Areas
Led by Assistant Professor Robert Stuart-Smith, the Autonomous Manufacturing Lab (AML-Penn) explores the integration of design and production within robotic processes of building manufacturing. The economic and environmental cost of building is able to be reduced through increases in the intricacy and complexity of design and engineering solutions. This however, is dependent on the design possibilities and production efficiencies of building manufacturing processes. Beyond industrial automation, autonomous and semi-autonomous manufacturing are able to provide embodied forms of decision making, providing new opportunities for bespoke fabrication where adaptive processes can actively engage with the formation and physical manipulation of materials in novel ways. The interdisciplinary AML lab aims to develop innovative methods of manufacturing that leverage real-time robotics, computation, sensor and computer vision technologies within generative design processes, in order to expand the creative and practical possibilities of design through a direct engagement with the physical world of manufacturing.
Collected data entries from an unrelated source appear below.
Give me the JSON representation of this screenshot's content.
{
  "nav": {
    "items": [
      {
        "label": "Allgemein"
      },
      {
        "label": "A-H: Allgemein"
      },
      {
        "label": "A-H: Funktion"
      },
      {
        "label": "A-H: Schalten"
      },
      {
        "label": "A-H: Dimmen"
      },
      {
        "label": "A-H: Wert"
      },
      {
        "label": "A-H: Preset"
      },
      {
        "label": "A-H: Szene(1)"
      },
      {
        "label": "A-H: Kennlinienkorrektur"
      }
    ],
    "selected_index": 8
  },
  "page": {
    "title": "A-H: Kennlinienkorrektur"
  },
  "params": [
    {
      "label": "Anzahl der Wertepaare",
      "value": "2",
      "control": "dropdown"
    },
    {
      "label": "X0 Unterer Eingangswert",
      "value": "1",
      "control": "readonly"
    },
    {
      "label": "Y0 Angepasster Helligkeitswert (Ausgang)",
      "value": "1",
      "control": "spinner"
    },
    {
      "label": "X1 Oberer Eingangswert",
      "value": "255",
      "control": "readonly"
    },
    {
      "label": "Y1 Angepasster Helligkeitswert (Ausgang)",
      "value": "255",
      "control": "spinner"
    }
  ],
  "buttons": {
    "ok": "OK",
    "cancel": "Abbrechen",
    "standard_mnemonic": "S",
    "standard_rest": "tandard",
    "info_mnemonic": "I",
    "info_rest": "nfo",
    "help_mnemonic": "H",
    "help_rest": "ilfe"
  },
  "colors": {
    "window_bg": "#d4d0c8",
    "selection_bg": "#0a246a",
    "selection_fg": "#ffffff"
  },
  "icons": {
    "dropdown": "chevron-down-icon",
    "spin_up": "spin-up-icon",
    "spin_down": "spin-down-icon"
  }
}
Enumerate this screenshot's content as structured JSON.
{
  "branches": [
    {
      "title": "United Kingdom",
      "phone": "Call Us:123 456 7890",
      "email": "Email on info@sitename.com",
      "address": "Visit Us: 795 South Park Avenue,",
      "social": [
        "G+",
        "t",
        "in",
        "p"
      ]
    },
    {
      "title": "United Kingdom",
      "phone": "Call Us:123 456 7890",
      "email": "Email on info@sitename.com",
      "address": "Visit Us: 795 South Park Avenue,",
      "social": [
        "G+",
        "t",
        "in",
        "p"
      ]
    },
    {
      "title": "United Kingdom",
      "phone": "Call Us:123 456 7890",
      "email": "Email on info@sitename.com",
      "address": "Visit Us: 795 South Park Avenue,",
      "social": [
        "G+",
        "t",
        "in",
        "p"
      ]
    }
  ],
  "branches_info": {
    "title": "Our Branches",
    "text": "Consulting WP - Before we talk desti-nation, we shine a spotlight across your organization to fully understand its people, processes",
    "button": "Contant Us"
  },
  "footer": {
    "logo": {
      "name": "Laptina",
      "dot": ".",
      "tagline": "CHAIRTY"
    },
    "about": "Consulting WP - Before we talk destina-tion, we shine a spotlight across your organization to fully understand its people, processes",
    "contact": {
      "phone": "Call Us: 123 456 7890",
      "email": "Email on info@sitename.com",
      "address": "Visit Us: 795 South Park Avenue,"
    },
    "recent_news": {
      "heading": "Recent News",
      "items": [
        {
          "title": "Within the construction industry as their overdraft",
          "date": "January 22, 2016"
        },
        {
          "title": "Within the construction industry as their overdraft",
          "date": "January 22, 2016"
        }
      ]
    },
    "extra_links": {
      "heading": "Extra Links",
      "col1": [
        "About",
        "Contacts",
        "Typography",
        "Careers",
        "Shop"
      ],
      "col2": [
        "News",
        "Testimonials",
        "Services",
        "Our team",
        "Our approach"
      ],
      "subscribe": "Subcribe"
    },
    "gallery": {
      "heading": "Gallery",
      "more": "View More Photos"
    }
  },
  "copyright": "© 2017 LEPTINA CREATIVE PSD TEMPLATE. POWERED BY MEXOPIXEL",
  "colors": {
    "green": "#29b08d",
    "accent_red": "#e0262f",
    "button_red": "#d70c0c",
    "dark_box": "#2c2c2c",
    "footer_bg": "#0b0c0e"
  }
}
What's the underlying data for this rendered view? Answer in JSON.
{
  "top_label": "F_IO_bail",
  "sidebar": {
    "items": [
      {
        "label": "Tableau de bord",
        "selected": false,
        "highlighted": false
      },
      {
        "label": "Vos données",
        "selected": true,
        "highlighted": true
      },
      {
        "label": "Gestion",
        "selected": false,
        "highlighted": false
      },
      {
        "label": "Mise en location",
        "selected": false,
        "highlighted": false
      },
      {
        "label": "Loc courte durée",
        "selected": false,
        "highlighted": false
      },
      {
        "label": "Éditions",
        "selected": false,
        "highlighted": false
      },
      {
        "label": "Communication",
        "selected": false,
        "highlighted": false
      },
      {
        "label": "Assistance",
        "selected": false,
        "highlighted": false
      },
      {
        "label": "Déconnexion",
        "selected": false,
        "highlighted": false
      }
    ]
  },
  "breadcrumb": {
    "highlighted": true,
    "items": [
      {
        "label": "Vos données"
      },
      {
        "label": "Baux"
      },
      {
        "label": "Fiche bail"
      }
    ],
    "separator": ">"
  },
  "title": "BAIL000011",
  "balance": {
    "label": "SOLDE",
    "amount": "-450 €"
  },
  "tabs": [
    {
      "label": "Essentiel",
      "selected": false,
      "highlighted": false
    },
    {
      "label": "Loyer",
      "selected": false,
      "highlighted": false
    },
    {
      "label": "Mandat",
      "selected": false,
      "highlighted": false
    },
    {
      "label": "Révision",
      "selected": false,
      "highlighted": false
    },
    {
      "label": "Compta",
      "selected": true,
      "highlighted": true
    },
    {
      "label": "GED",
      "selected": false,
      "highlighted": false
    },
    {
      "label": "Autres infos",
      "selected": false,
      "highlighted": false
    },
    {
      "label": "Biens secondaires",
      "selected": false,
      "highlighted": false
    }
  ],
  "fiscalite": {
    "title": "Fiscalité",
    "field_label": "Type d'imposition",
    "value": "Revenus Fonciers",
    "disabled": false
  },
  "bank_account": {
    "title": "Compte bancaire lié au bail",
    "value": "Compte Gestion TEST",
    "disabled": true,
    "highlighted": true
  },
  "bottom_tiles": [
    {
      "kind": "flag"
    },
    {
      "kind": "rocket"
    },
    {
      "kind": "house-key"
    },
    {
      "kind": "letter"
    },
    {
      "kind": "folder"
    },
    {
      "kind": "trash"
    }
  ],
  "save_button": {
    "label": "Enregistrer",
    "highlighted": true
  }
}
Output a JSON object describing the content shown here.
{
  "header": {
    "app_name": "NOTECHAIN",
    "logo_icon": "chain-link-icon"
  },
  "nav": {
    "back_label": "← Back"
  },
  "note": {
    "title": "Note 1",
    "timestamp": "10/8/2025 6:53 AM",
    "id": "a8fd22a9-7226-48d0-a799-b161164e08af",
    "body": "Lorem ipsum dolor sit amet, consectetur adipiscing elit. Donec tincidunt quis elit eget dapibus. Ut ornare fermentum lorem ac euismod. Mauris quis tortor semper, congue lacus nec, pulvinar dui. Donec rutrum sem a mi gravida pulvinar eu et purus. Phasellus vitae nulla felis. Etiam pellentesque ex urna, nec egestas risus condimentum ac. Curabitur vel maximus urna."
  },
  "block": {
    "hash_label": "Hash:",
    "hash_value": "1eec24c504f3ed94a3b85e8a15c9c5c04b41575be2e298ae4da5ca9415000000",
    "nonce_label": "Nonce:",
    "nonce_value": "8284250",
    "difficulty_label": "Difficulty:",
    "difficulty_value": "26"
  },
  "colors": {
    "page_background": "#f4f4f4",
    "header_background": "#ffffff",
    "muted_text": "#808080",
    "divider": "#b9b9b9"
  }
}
Projects include Additive Manufacturing: Behavior-Based concrete Deposition, Multifarious Futures Multi-Agent Material Placement, Aerial Weaving, and Real-Time Subtractive Manufacturing.
AML-Penn is part of the University of Pennsylvania Stuart Weitzman School of Design's Advanced Research & Innovation Lab (ARI). As part of a multi-year plan to provide additional tools and facilities to support the scholarship of Weitzman faculty and students, ARI opens up vast new territories for innovation and places the School at the forefront of applied and speculative research in several domains.